The Mantellian Museum 1837

20 Old Steine
Photo by Isobel Watson
Commemorative plaque
Photo by Isobel Watson

A volunteer project is currently indexing insurance policy registers (of the period 1790s- 1838) of the Sun Fire Office. These are held in the Manuscripts section of Guildhall Library, London. The indexes are added to those already online as part of the Access to Archives (A2A) database (see below).
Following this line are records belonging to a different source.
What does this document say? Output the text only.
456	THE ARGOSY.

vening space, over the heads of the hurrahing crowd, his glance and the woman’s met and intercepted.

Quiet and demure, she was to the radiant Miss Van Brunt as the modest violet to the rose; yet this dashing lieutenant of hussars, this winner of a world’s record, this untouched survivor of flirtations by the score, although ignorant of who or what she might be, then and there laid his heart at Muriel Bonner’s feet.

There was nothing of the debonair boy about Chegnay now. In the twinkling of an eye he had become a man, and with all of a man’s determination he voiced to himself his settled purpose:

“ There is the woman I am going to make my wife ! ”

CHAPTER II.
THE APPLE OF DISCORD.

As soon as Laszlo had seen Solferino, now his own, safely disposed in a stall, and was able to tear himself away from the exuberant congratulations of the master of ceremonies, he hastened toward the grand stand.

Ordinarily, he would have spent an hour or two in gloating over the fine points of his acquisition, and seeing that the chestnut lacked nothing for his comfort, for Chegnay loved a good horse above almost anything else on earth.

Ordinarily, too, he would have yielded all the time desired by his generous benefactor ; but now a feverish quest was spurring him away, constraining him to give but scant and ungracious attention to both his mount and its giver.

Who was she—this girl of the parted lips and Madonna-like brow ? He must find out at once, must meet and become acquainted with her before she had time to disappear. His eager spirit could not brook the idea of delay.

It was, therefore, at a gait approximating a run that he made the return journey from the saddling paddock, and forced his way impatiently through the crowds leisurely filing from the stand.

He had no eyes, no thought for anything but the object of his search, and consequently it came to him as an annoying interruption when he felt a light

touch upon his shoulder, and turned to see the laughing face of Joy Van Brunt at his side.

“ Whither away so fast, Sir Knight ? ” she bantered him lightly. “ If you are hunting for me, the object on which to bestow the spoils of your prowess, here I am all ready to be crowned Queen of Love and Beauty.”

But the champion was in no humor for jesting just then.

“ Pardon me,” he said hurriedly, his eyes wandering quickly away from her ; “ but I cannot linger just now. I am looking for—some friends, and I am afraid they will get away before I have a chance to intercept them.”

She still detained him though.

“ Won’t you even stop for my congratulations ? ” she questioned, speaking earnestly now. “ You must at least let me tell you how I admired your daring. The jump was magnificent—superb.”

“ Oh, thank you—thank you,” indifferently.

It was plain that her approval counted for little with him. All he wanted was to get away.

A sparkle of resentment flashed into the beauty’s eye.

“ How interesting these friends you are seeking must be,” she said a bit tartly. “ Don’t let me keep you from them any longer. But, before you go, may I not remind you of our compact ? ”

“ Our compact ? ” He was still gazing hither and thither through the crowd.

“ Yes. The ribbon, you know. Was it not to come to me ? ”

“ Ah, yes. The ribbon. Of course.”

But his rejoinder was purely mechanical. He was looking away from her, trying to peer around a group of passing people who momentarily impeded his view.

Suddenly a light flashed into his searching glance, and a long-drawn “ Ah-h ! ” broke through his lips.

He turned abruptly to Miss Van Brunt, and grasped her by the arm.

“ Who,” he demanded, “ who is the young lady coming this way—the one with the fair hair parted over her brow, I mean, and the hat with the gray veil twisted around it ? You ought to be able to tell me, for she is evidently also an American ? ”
Register 557 includes an entry from 1837 (Ms. 11936/557/1250726) for an £800 insurance, issued to Henry Budd, of 35 Russell Square, presumably the building’s owner, of ’20, Old Stayne, Brighton … the Mantellian Museum, in the tenure of G Mantell Esq’.

The ‘Wizard of the Weald’
Gideon Algernon Mantell (1790-1852) was a leading palaeontologist in his day, self-taught because his shoemaker father’s radical views and relative poverty excluded him from grammar school and university. He became a surgeon but his passion was geology, for which he ranged the South Downs – acquiring the nickname ‘the wizard of the Weald’.  In the first of twelve books about fossils, he announced the discovery of ‘iguanadon’; later in a scientific paper he identified  ‘hylaeosaurus’. As a collector, he was presented with choice specimens – at one time he owned the most complete dinosaur remains then known to science – and was responsible for discovering innumerable prehistoric species. He is regarded as making a highly significant contribution to the development of palaeontology.

‘Sussex Scientific Institution and Mantellian Museum’
He was less successful as an entrepreneur.  To exploit aristocratic contacts he took his collection to Brighton, where it opened under the grandiose title of ‘Sussex Scientific Institution and Mantellian Museum’, at which patrons (‘ladies, as well as gentlemen’) subscribing £1 and upwards became entitled to use of the library, reading room, and museum, and to attend  ‘lectures on subjects of Science’. Alas, this was not a business success, and it seems that it was Mantell’s financial circumstances which led, in 1838, to the sale of the museum’s contents to the British Museum . According to the ‘Times,’ this was  ‘to the great regret of the inhabitants of Brighton , to which they have been a most intellectual ornament’. 20 Old Steyne bears a plaque commemorating the collection’s brief heyday.

Sources: ODNB; Wallis’s ‘ Brighton as it is, 1836’ (Regency Town House, Brighton , www.rth.org.uk ); Times 3 December 1838. To search the A2A database at www.nationalarchives.gov.uk   select ‘Search the archives’, then ‘How to search the archives online’. Type search term in box and add ‘insured’ (to ensure that Sun Fire Insurance records are given prominence in the ranking).

Comments about this page

  • This property became Clark’s College in the early 1940’s and was a school well into the 50’s. I am not sure when it changed hands but as I attended Clark’s 1947-49, I well remember the plaque dedicated to Mantell.